United Nations special envoy Francesc Vendrell held fresh talks in Kabul yesterday aimed at organizing a meeting - preferably outside the country - of all Afghan political groups. "When we get an agreement with the Northern Alliance, it could happen in a matter of days," said UN spokesman Eric Falt.
Alliance President Burhanuddin Rabbani vows that his group will not impose power, and promises to include all Afghan groups, including non-Taliban Pashtun leaders, in a coalition.
But it is the dynamic of ethnic cleansing evident on the Shomali plain, 15 miles north of Kabul, where Tajik villages are lifeless and Pashtun ones pristine, that could determine whether any leadership deal stands or falls.
Bad memories are easy to find. Amira remembers a man shot dead in front of his shop, when he refused to go when summoned by Taliban soldiers. Amira himself was locked up for two days and beaten with a cable.
"Many people were injured and killed. They said: 'Give us your guns. You are Masood's people," Amira says, referring to the assassinated alliance leader Ahmad Shah Masood, a Tajik.
Still, Amira doesn't blame all Pashtuns, only the Taliban, a distinction that may blur as Afghanistan settles into the process of peacemaking - and divvying up the spoils of victory.
"We live together with Pashtun people, and they didn't destroy our village," Amira says, as Hassina swings her head from side to side in his arms. "It was the Taliban and their Arab and Pakistani and Chechen allies. They are criminals, not those living here. We can live like brothers. It isn't the Afghans that are the problem, but our country's neighbors."
Kneeling to pray on a mat in the rubble of his house, Mr. Sabdari's brother, Mohammed Anwar, turns toward the destroyed mosque nearby. When he is done, he can't help but speak about Afghanistan's ethnic divide - how it is not all black-and-white.
"I'm only angry at the Taliban, not all Pashtun," Mr. Anwar says, still sitting on his mat, with long-overused shoes beside him. "There are many Tajiks who are Masood soldiers, but not all back him. It is the same with the Pashtun. They are not all Taliban."

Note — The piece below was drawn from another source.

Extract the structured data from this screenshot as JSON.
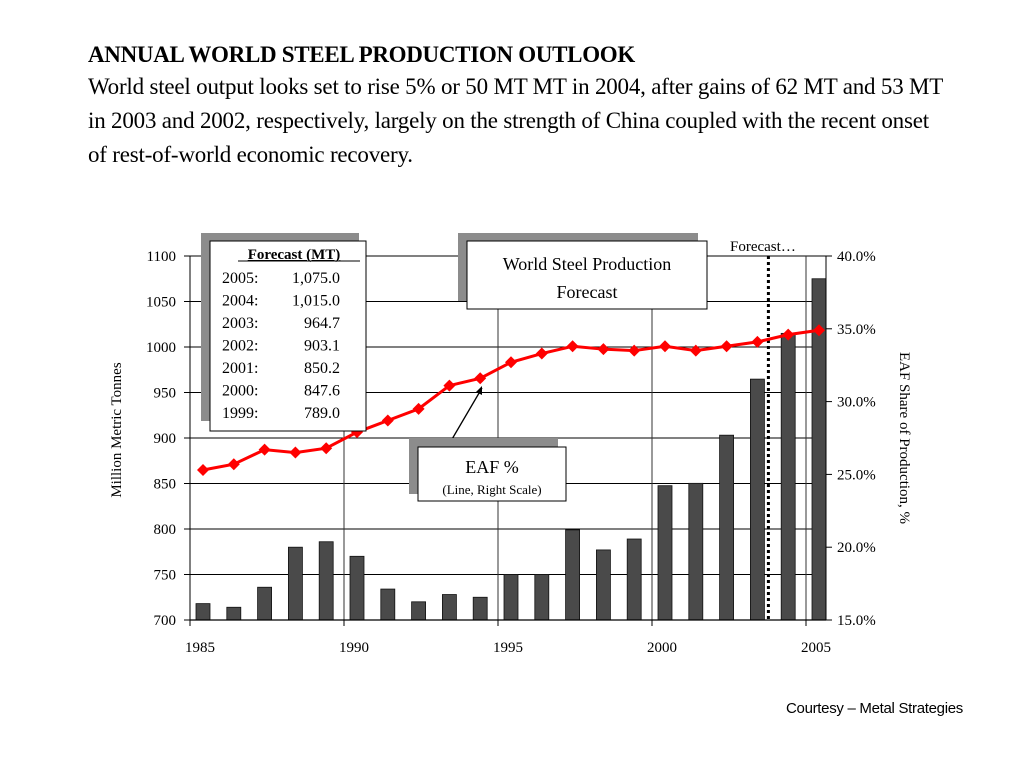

What does he pray for, atop the mound that was once his house? "I am sad to pray here, but I have no other choice," he says. "I am thinking: How can I rebuild my home?"
Such a move may be premature. There are frequent reports of Taliban fighters hiding in the hills and Pashtun villages here, who come down to the valley and attack civilians. Two died three days ago, among several incidents in the week since the Northern Alliance captured Kabul. "Pashtun villages are unsafe because the Taliban are hiding there," says Baba Ghochkar, a traveler on the road. "The alliance is trying to get them, but they are not finished."
Jema Khan, an alliance fighter who agrees to act as a guard on a visit to the nearby Pashtun village of Solakhil, says, "My commander says we will check all the houses and the hills, because there may be many more Taliban left hiding."
Untrue, counter Pashtuns in Solakhil, which lies almost within sight of Amira's ruined Tajik village. "It was a military area, and the Taliban destroyed all those houses," says Amin Ahmadgul. "But we did not do that, because we are like brothers with these Tajiks. We are Pashtun, but not Taliban. People should not think of the Taliban as Pashtuns."
No Taliban are hiding here or in any other village, a group of villagers say. On the day alliance forces swept into Kabul, they found and took away a dozen Taliban fighters, the villagers say. But they agree there are still many hiding in the mountains.
Ahmadgul gives voice to a point made by many Afghans, of every ethnic group here. "We have been fighting for more than 20 years. Each group wanted to lead, but with no good result," he says. "I think the only solution now is to work together. We just want a peaceful solution with all ethnic groups represented."
Including the Taliban? "No, no," he says. "They destroyed all this place and killed all these people. We don't want them."